Take these figures alongside those put out by the Global Adult Tobacco Survey (GATS) – India 2010, which says that smoking kills 900,000 people every year in the country and that about 62 per cent of women who smoke can expect to die between the ages of 30 and 69, compared to 38 per cent of non-smoking women. Women who smoke ‘bidis’ shorten their lives by about eight years on an average, while smoking one to seven ‘bidis’ a day raises mortality risks by 25 per cent. Then there is a World Health Organization (WHO) Survey Report, which reveals that India has the highest number of oral cancer cases in the world, 90 per cent of which are caused by tobacco consumption.

Unfortunately, tribal women like Galartha, Pamia and Kushuma are completely unaware of these chilling stats. In fact, they have hardly ever been told in simple language that what they chew or smoke in a carefree manner in their pristine village forests is all set to kill them prematurely.

That’s not all. Medical officers here point out that babies in the wombs of women who smoke are at higher risk of being born with a low baby weight. They are also likely to suffer from various respiratory tract infections. Says Shanka Sekhar Chowdhury, district medical officer of Koraput, “In a pregnant woman, oxygen is supplied to the baby through the placenta and when women smoke, the oxygen flow gets restricted, affecting the growing embryo adversely.” Bhubaneswar-based gynaecologist, Veena Panda, adds that diseases such as chronic bronchitis and even cancer of the urinary bladder or stomach can be caused by excessive smoking.

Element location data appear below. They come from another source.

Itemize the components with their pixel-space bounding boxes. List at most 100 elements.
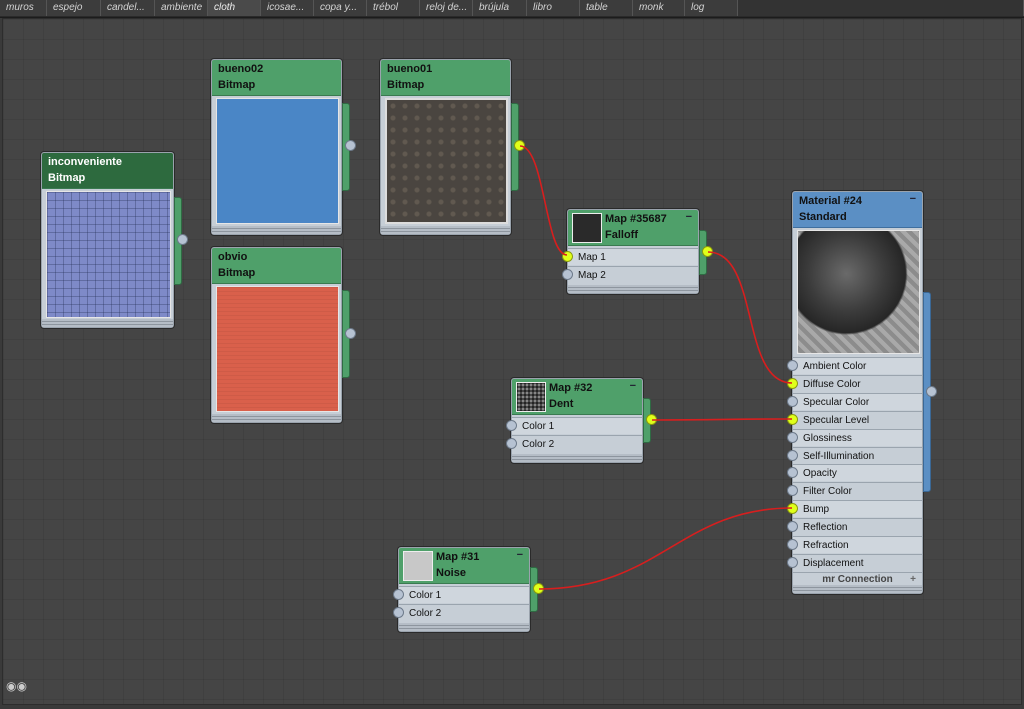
minimize-icon[interactable]: − bbox=[517, 549, 523, 561]
slot-color-2[interactable]: Color 2 bbox=[393, 604, 529, 621]
tab-log[interactable]: log bbox=[685, 0, 738, 16]
node-header[interactable]: inconveniente Bitmap bbox=[42, 153, 173, 189]
input-socket[interactable] bbox=[787, 467, 798, 479]
slot-color-2[interactable]: Color 2 bbox=[506, 435, 642, 452]
output-socket[interactable] bbox=[533, 583, 544, 594]
input-socket[interactable] bbox=[787, 539, 798, 550]
slot-color-1[interactable]: Color 1 bbox=[506, 417, 642, 434]
node-dent[interactable]: Map #32 Dent − Color 1 Color 2 bbox=[506, 378, 643, 463]
slot-label: Color 1 bbox=[522, 421, 555, 432]
slot-bump[interactable]: Bump bbox=[787, 500, 922, 518]
slot-self-illumination[interactable]: Self-Illumination bbox=[787, 446, 922, 464]
node-footer bbox=[568, 285, 698, 293]
node-bueno01[interactable]: bueno01 Bitmap bbox=[380, 59, 511, 235]
bitmap-preview bbox=[385, 98, 508, 224]
tab-candel[interactable]: candel... bbox=[101, 0, 155, 16]
tab-muros[interactable]: muros bbox=[0, 0, 47, 16]
node-footer bbox=[212, 226, 341, 234]
input-socket[interactable] bbox=[787, 395, 798, 407]
slot-label: Opacity bbox=[803, 468, 837, 480]
node-footer bbox=[212, 414, 341, 422]
slot-map-2[interactable]: Map 2 bbox=[562, 266, 698, 283]
node-obvio[interactable]: obvio Bitmap bbox=[211, 247, 342, 423]
node-footer bbox=[381, 226, 510, 234]
input-socket[interactable] bbox=[787, 431, 798, 443]
slot-color-1[interactable]: Color 1 bbox=[393, 586, 529, 603]
input-socket[interactable] bbox=[393, 589, 404, 600]
output-socket[interactable] bbox=[345, 328, 356, 339]
slot-map-1[interactable]: Map 1 bbox=[562, 248, 698, 265]
input-socket[interactable] bbox=[787, 360, 798, 371]
tab-table[interactable]: table bbox=[580, 0, 633, 16]
slot-specular-color[interactable]: Specular Color bbox=[787, 392, 922, 410]
tab-trebol[interactable]: trébol bbox=[367, 0, 420, 16]
slot-label: Reflection bbox=[803, 522, 848, 534]
node-inconveniente[interactable]: inconveniente Bitmap bbox=[41, 152, 174, 328]
input-socket[interactable] bbox=[787, 377, 798, 389]
slot-label: Displacement bbox=[803, 557, 864, 569]
input-socket[interactable] bbox=[787, 413, 798, 425]
tab-icosae[interactable]: icosae... bbox=[261, 0, 314, 16]
rollout-label: mr Connection bbox=[822, 574, 893, 585]
node-header[interactable]: bueno01 Bitmap bbox=[381, 60, 510, 96]
slot-label: Bump bbox=[803, 504, 830, 516]
slot-specular-level[interactable]: Specular Level bbox=[787, 410, 922, 428]
node-bueno02[interactable]: bueno02 Bitmap bbox=[211, 59, 342, 235]
minimize-icon[interactable]: − bbox=[686, 211, 692, 223]
node-header[interactable]: bueno02 Bitmap bbox=[212, 60, 341, 96]
tab-bar-filler bbox=[738, 0, 1024, 16]
input-socket[interactable] bbox=[506, 438, 517, 449]
input-socket[interactable] bbox=[562, 251, 573, 262]
tab-reloj[interactable]: reloj de... bbox=[420, 0, 473, 16]
node-footer bbox=[793, 585, 922, 593]
tab-monk[interactable]: monk bbox=[633, 0, 685, 16]
minimize-icon[interactable]: − bbox=[630, 380, 636, 392]
mr-connection-rollout[interactable]: mr Connection + bbox=[793, 572, 922, 586]
map-thumbnail bbox=[403, 551, 433, 581]
slot-label: Filter Color bbox=[803, 486, 852, 498]
slot-label: Specular Level bbox=[803, 414, 870, 426]
tab-brujula[interactable]: brújula bbox=[473, 0, 527, 16]
minimize-icon[interactable]: − bbox=[910, 193, 916, 205]
binoculars-icon[interactable]: ◉◉ bbox=[6, 679, 27, 693]
tab-ambiente[interactable]: ambiente bbox=[155, 0, 208, 16]
output-socket[interactable] bbox=[646, 414, 657, 425]
tab-copa[interactable]: copa y... bbox=[314, 0, 367, 16]
slot-filter-color[interactable]: Filter Color bbox=[787, 482, 922, 499]
slot-opacity[interactable]: Opacity bbox=[787, 464, 922, 482]
input-socket[interactable] bbox=[787, 521, 798, 533]
output-socket[interactable] bbox=[702, 246, 713, 257]
tab-espejo[interactable]: espejo bbox=[47, 0, 101, 16]
slot-diffuse-color[interactable]: Diffuse Color bbox=[787, 374, 922, 392]
slot-displacement[interactable]: Displacement bbox=[787, 553, 922, 571]
slot-reflection[interactable]: Reflection bbox=[787, 518, 922, 535]
node-footer bbox=[42, 319, 173, 327]
input-socket[interactable] bbox=[787, 556, 798, 568]
tab-libro[interactable]: libro bbox=[527, 0, 580, 16]
node-material-24[interactable]: Material #24 Standard − Ambient Color Diff… bbox=[787, 191, 923, 594]
material-preview bbox=[797, 230, 920, 354]
node-noise[interactable]: Map #31 Noise − Color 1 Color 2 bbox=[393, 547, 530, 632]
input-socket[interactable] bbox=[787, 449, 798, 461]
input-socket[interactable] bbox=[393, 607, 404, 618]
output-socket[interactable] bbox=[345, 140, 356, 151]
input-socket[interactable] bbox=[562, 269, 573, 280]
output-socket[interactable] bbox=[926, 386, 937, 397]
slot-label: Self-Illumination bbox=[803, 450, 875, 462]
tab-cloth[interactable]: cloth bbox=[208, 0, 261, 16]
node-header[interactable]: Material #24 Standard bbox=[793, 192, 922, 228]
slot-glossiness[interactable]: Glossiness bbox=[787, 428, 922, 446]
slot-ambient-color[interactable]: Ambient Color bbox=[787, 357, 922, 374]
map-thumbnail bbox=[516, 382, 546, 412]
node-header[interactable]: obvio Bitmap bbox=[212, 248, 341, 284]
view-tabs: muros espejo candel... ambiente cloth ic… bbox=[0, 0, 1024, 18]
slot-label: Color 2 bbox=[522, 439, 555, 450]
input-socket[interactable] bbox=[787, 503, 798, 515]
slot-refraction[interactable]: Refraction bbox=[787, 536, 922, 553]
node-falloff[interactable]: Map #35687 Falloff − Map 1 Map 2 bbox=[562, 209, 699, 294]
output-socket[interactable] bbox=[177, 234, 188, 245]
slot-label: Map 2 bbox=[578, 270, 606, 281]
input-socket[interactable] bbox=[787, 485, 798, 497]
input-socket[interactable] bbox=[506, 420, 517, 431]
output-socket[interactable] bbox=[514, 140, 525, 151]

Why is tobacco so toxic? Explains Dr Kumar Pravash, an oncologist attached to the Tata Memorial Hospital, “Tobacco contains nicotine that is highly addictive. There are about 3,095 chemicals in tobacco out of which 28 are proven carcinogens and increase the risk of cancer. Scientific evidence has proved that chewing tobacco causes cancers of mouth, oesophagus, larynx, pharynx, pancreas, stomach, kidneys and lungs. It can also cause high blood pressure, leading to cardiovascular diseases.”

A Union Health Ministry’s monograph has categorised Orissa in the intermediary low bracket (prevalence range between 1.1 – 2.9 per cent) with regard to the ‘bidi’ consuming population but the danger lies in the high usage of ‘gudakhu’. What’s worse is that ‘gudakhu’ consumers are also likely to be illiterate and from the poorest communities.

A few activists have tried to make the tribals more aware of the ill effects of smoking and tobacco use and they argue that creating such awareness is crucial. Says Sarat Kumar Dhal, an activist from Potangi block of koraput district, “To date, neither state government officials nor any civil society organisation has come forward to point out the dangers of smoking here. The government is keen to be seen to be addressing the backwardness of the local population, but it has overlooked the specific tobacco use problems in the region.”

There is a spectre haunting the tribal belt of Orissa, the spectre of tobacco. And unless the authorities wake up to its hugely detrimental impacts on the health of population, women like Galrtha, Pamia and Kusuma are destined for early deaths.